Il berlusconismo che sopravvive dopo Silvio Berlusconi
Il giovane Berlusconi è stata realizzata e montata prima della morte di Silvio Berlusconi: ci tiene a sottolinearlo, prima di ogni puntata, Simone Manetti, che inserisce un disclaimer relativo alla natura della serie in questione. Si tratta senz’altro di un elemento in grado di giustificare parte del clima del prodotto in questione ma che, in realtà, non basta: l’atteggiamento presentato all’interno della serie aderisce a pieno merito all’idea di “berlusconismo”, una piega non soltanto politica e imprenditoriale, ma anche sociale e umana che è stata intrapresa nel nostro paese. Che piaccia o non piaccia, il Cavaliere si è reso protagonista di una riqualificazione in toto di un paese che ha affrontato le sue derive, i suoi fallimenti e i suoi cambiamenti: è proprio della natura economica non incontrare soltanto successi, e anche nel caso di Silvio Berlusconi – lo si sottolinea quasi sussurrandolo, con un timore di riverenza – questi ci sono stati: dunque perché l’intero prodotto sembra essere così tanto incensatorio e mistificatorio?

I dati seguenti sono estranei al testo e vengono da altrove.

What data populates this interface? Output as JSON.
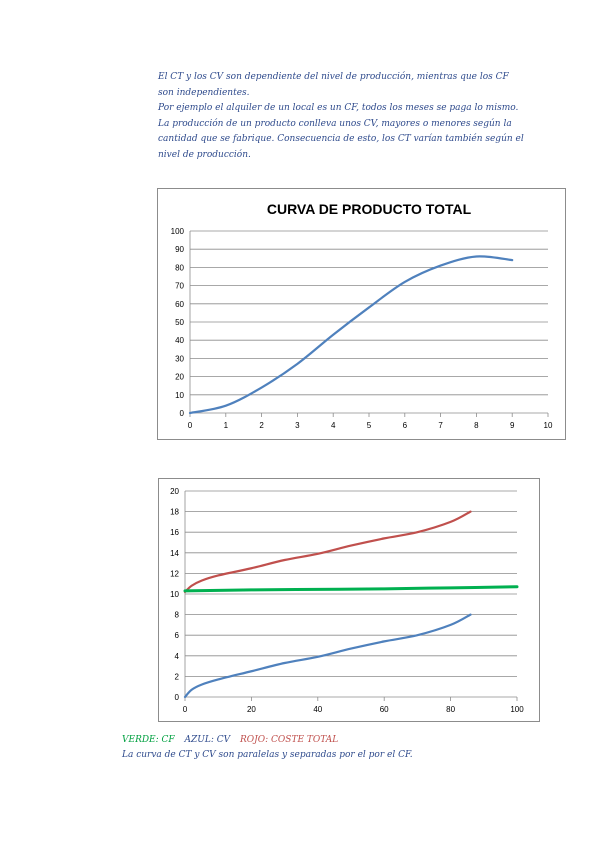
{
  "intro": {
    "lines": [
      "El CT y los CV son dependiente del nivel de producción, mientras que los CF",
      "son independientes.",
      "Por ejemplo el alquiler de un local es un CF, todos los meses se paga lo mismo.",
      "La producción de un producto conlleva unos CV, mayores o menores según la",
      "cantidad que se fabrique. Consecuencia de esto, los CT varían también según el",
      "nivel de producción."
    ]
  },
  "chart_data": [
    {
      "type": "line",
      "title": "CURVA DE PRODUCTO TOTAL",
      "xlim": [
        0,
        10
      ],
      "ylim": [
        0,
        100
      ],
      "xticks": [
        "0",
        "1",
        "2",
        "3",
        "4",
        "5",
        "6",
        "7",
        "8",
        "9",
        "10"
      ],
      "yticks": [
        "0",
        "10",
        "20",
        "30",
        "40",
        "50",
        "60",
        "70",
        "80",
        "90",
        "100"
      ],
      "grid": "horizontal",
      "series": [
        {
          "color": "#4f81bd",
          "x": [
            0,
            1,
            2,
            3,
            4,
            5,
            6,
            7,
            8,
            9
          ],
          "y": [
            0,
            4,
            14,
            27,
            43,
            58,
            72,
            81,
            86,
            84
          ]
        }
      ]
    },
    {
      "type": "line",
      "xlim": [
        0,
        100
      ],
      "ylim": [
        0,
        20
      ],
      "xticks": [
        "0",
        "20",
        "40",
        "60",
        "80",
        "100"
      ],
      "yticks": [
        "0",
        "2",
        "4",
        "6",
        "8",
        "10",
        "12",
        "14",
        "16",
        "18",
        "20"
      ],
      "grid": "horizontal",
      "series": [
        {
          "color": "#c0504d",
          "x": [
            0,
            2,
            5,
            10,
            20,
            30,
            40,
            50,
            60,
            70,
            80,
            86
          ],
          "y": [
            10.2,
            10.8,
            11.3,
            11.8,
            12.5,
            13.3,
            13.9,
            14.7,
            15.4,
            16.0,
            17.0,
            18.0
          ]
        },
        {
          "color": "#00b050",
          "width": 3,
          "x": [
            0,
            20,
            40,
            60,
            80,
            100
          ],
          "y": [
            10.3,
            10.4,
            10.45,
            10.5,
            10.6,
            10.7
          ]
        },
        {
          "color": "#4f81bd",
          "x": [
            0,
            2,
            5,
            10,
            20,
            30,
            40,
            50,
            60,
            70,
            80,
            86
          ],
          "y": [
            0,
            0.7,
            1.2,
            1.7,
            2.5,
            3.3,
            3.9,
            4.7,
            5.4,
            6.0,
            7.0,
            8.0
          ]
        }
      ]
    }
  ],
  "legend": {
    "verde": "VERDE: CF",
    "azul": "AZUL: CV",
    "rojo": "ROJO: COSTE TOTAL",
    "verde_color": "#00a040",
    "azul_color": "#2e4a8c",
    "rojo_color": "#c0504d"
  },
  "note": "La curva de CT y CV son paralelas y separadas por el por el CF."
}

La pretesa di oggettività che accompagna parte delle interviste (riferendosi a giornalisti come Minoli o ad esperti del linguaggio televisivo) cade immediatamente, di fronte alla presenza di personaggi che abitano l’universo di Silvio Berlusconi: Marcello Dell’Utri, Fedele Gonfalonieri, Adriano Galliani, addirittura Iva Zanicchi: persone che hanno avuto contatti positivi, vantaggi acclarati e ritorni sotto tutti i punti di vista e che contribuiscono, in fin dei conti, a dipingere un’immagine del tutto deviata della figura del politico e imprenditore italiano. Sia chiaro: Il giovane Berlusconi non doveva essere – non glielo si richiede – una serie di indagine e smascheramento, poiché (se si ha la pazienza di approfondire) si scopre tutto ciò che di giusto e di sbagliato ha realizzato il Cavaliere nel corso della sua vita; eppure, nonostante questo presupposto, c’era la possibilità di perseguire una linea di maggiore oggettività, ricercando un contraddittorio che non si limitasse soltanto a qualche frase di circostanza, offrendo i due risvolti della stessa medaglia e lasciando che fosse lo spettatore, poi, a scegliere o semplicemente ad approfondire. In quel caso, sì, la serie sarebbe stata più che utile: avrebbe offerto uno spaccato importante della storia del nostro paese e avrebbe ricostruito un’epopea storico-politica di cui il nostro paese – volenti o nolenti – è intriso. Allo stato attuale dei fatti, allora, Il giovane Berlusconi è una buona serie, che funziona nella sua struttura e che porta a casa il risultato: ma serviva davvero?